Security tightened to protect historic Hagia Sophia
MUSA KESLER - ISTANBUL
The 1,400-year-old Imperial Gate inside the Hagia Sophia Mosque has been put under protection after it was vandalized by unidentified assailants.
The unpleasant incident had come to light after a photo showing the fragmented door was uploaded by the Association of Art Historians (SATAD) on its social media platforms. “The door must be put under protection,” SATAD said in the post.
Most recently, the walls of the Imperial Hall have been scraped away by assailants and taken in plastic bags.
As the incident received backlash from the public, security measures have been tightened inside the mosque.
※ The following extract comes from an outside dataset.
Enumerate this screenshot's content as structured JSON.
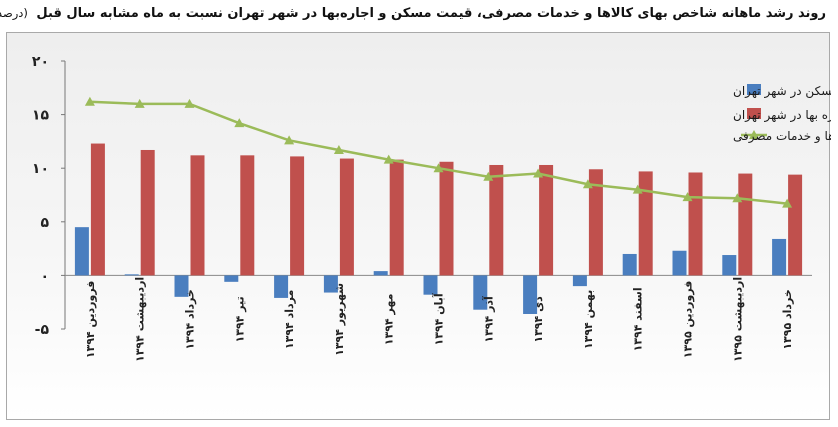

The hall, which includes the scraped walls and the vandalized Imperial Gate, is now being protected via a black stripe.
There are five to six security personnel along the hall, and while some guard the corridor, others wait in front of the gates.
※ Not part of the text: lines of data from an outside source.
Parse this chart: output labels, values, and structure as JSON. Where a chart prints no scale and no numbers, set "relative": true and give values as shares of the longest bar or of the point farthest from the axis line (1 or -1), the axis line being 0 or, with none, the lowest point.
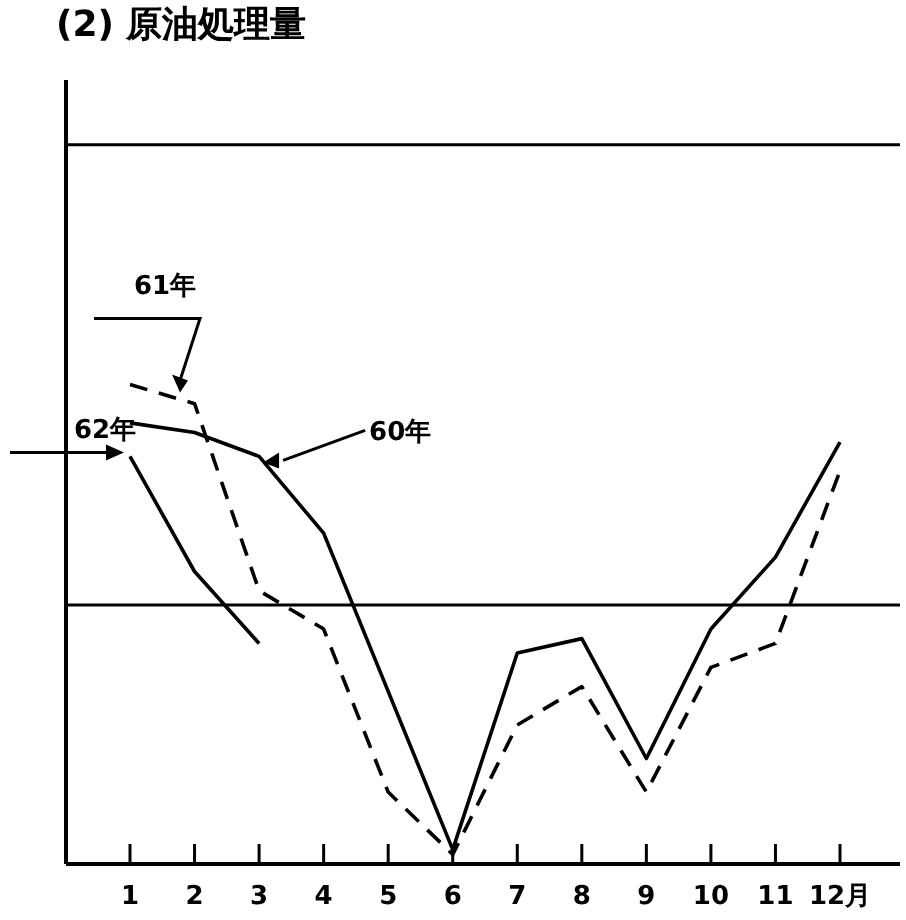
{
  "chart_data": {
    "type": "line",
    "title": "(2) 原油処理量",
    "relative": true,
    "categories": [
      "1",
      "2",
      "3",
      "4",
      "5",
      "6",
      "7",
      "8",
      "9",
      "10",
      "11",
      "12月"
    ],
    "series": [
      {
        "name": "60年",
        "color": "#000000",
        "line_style": "solid",
        "values": [
          0.92,
          0.9,
          0.85,
          0.69,
          0.36,
          0.03,
          0.44,
          0.47,
          0.22,
          0.49,
          0.64,
          0.88
        ]
      },
      {
        "name": "61年",
        "color": "#000000",
        "line_style": "dashed",
        "values": [
          1,
          0.96,
          0.57,
          0.49,
          0.15,
          0.02,
          0.29,
          0.37,
          0.15,
          0.41,
          0.46,
          0.82
        ]
      },
      {
        "name": "62年",
        "color": "#000000",
        "line_style": "solid",
        "values": [
          0.85,
          0.61,
          0.46,
          null,
          null,
          null,
          null,
          null,
          null,
          null,
          null,
          null
        ]
      }
    ],
    "ref_lines": [
      {
        "axis": "y",
        "value": 1.5,
        "color": "#000000"
      },
      {
        "axis": "y",
        "value": 0.54,
        "color": "#000000"
      }
    ],
    "grid": false,
    "marker": "none"
  }
}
Almost 70 security guards work in shifts in the mosque, along with the tourism police.
The Imperial Gate is one of the nine doors that opens to the main hall of the mosque. The door is called “Imperial Gate” because it was used by emperors in the past.
The Imperial Hall is about 100 steps long. In the middle, there is the “Imperial Gate,” and on its left and right, there are four other doors on each side. Only five of these doors are open.
If there are crowds, these can be opened to the public on Fridays and holidays.
The top section of the mosque is under restoration and thus is currently closed to visitors. The end of the Imperial Hall opens to the mosque’s square. This section is used as the exit as it used to be during Byzantine times.
Here there are mosaics depicting Constantine the Great, Justinian the Great, Jesus Christ and Virgin Mary.
The mosaics are safe from visitors due to their elevated position.
The vandalized door and the wall are located there.
According to officials, it is not easy to ‘scrape’ other parts of the hallway since those sections are covered with stones and marble. As this part of the gate is covered with plaster and whitewash, it renders it the most sensitive and weak part.
“Hence, it was chosen as an easy target,” the officials said.
Hagia Sophia is a prominent tourist attraction in Istanbul.
The number of daily visitors can reach up to 40,000. Even on the weekdays, there is an influx of foreign tourists.
In addition, there is concern that the number of visitors at this rate might affect the natural texture of the building in the long term.
Domestic and foreign tourist visits are expected to increase in the summer months. It is expected that discussions about Hagia Sophia will continue.
Built in 537 as the largest Christian church of the eastern Roman Empire, Hagia Sophia was converted into a mosque in 1453, after the conquest of Istanbul.
The complex remained a mosque until 1935 when it was reopened, after a four-year closure, as a museum. In July 2020, the Council of State annulled the 1934 decision to establish the museum, and the Hagia Sophia was reclassified as a mosque.